Stalkerware Marak, Indonesia Jadi Korban Terbanyak Ke-6 di Dunia

marketeers article
Ilustrasi stalkerware (FOTO: Kaspersky)

Indonesia menjadi negara dengan jumlah korban stalkerware terbanyak keenam di dunia menurut laporan Kaspersky State of Stalkerware 2023. Menurut laporan, ada sebanyak 31.000 korban stalkerware atau spyware di seluruh dunia.

Jumlah korban terbanyak berasal dari Rusia dengan 9.890 korban, kemudian Brazil dengan 4.186 korban, dan India dengan 2.492 korban. Indonesia sendiri menduduki peringkat keenam dengan 871 korban, berada di bawah Turki dengan 1.063 korban.

Stalkerware, yang sering menyamar sebagai aplikasi anti-pencurian atau kontrol orang tua yang sah, sebenarnya merupakan alat yang digunakan untuk mengintai dan mengawasi seseorang tanpa persetujuan mereka. Laporan tersebut juga mengungkapkan bahwa spektrum pelecehan yang dilakukan melalui stalkerware sangat bervariasi.

BACA JUGA: Bidik Segmen B2B, Kaspersky Rilis Solusi KUMA

Hampir 40% dari responden melaporkan pengalaman kekerasan atau pelecehan oleh pasangan mereka, sedangkan 23% mengalami penguntitan online dari orang yang mereka kenal atau pacar baru-baru ini. Bahkan, 40% secara keseluruhan mengalami atau menduga telah mengalami penguntitan dalam beberapa bentuk.

Namun, meskipun beberapa individu mengakui memasang atau mengatur stalkerware pada perangkat pasangan mereka, sebagian besar orang menolak ide memantau pasangan mereka tanpa persetujuan. Lebih dari setengah responden menegaskan bahwa pemantauan tanpa persetujuan adalah tindakan yang tidak etis.
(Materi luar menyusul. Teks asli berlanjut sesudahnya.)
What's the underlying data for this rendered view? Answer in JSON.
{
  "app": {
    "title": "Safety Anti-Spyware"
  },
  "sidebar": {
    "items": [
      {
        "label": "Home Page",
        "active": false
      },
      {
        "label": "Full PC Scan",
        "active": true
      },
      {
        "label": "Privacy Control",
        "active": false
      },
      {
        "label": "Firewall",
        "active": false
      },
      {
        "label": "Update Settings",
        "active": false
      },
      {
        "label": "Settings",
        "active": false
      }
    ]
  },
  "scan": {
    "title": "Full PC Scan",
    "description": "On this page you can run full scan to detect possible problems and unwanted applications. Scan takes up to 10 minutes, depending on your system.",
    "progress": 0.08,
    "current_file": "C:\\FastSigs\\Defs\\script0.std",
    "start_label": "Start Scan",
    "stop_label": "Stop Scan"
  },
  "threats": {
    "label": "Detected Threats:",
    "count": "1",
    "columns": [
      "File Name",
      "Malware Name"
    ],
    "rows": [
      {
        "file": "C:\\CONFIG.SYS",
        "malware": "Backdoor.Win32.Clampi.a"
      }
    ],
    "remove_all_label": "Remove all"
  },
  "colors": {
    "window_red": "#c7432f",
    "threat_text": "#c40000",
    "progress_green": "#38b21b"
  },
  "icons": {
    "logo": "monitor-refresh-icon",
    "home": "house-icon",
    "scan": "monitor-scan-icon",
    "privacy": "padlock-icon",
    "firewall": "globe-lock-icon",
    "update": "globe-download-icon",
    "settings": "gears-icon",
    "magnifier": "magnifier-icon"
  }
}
Namun demikian, ada juga sebagian kecil yang mendukung pemantauan atas dasar konsensus dalam hubungan.

Erica Olsen dari National Network to End Domestic Violence menekankan pentingnya membedakan antara pemantauan yang disetujui secara konsensual dan pemantauan tanpa persetujuan, yang merupakan bentuk pelanggaran privasi dan penyalahgunaan.

BACA JUGA: Kaspersky Deteksi 50 Juta Ancaman Lokal di RI Sepanjang 2023

Organisasi seperti Refuge juga menyoroti peningkatan kekhawatiran terhadap spyware dan perlunya pendekatan yang komprehensif dalam mengatasi masalah ini. Mereka menekankan pentingnya evaluasi teknologi yang mendalam dan dukungan bagi korban untuk mendapatkan kembali akses terhadap akun dan perangkat mereka.

“Kemungkinan besar kita melihat fenomena ini karena meningkatnya fitur stalkerware dalam Aplikasi parental control yang menjadikan kemampuan untuk menguntit semakin mudah diakses. Meskipun kami secara aktif mencari stalkerware yang dimaksudkan untuk memantau mantan partner Anda, ada banyak bentuk stalkerware lain yang tersedia yang ditujukan untuk audiens yang tidak memahami fitur aplikasi saat mengunduhnya, atau untuk digunakan demi alasan berbahaya lainnya,” kata Olsen dalam siaran pers, Jumat (15/3/2024).

Dalam menangani masalah spyware, kerjasama dari berbagai pihak sangat diperlukan. Meskipun penggunaan stalkerware saat ini belum dilarang secara luas di banyak negara, tindakan memasangnya tanpa izin merupakan tindakan ilegal. Namun demikian, yang bertanggung jawab adalah pelaku, bukan pengembang aplikasinya.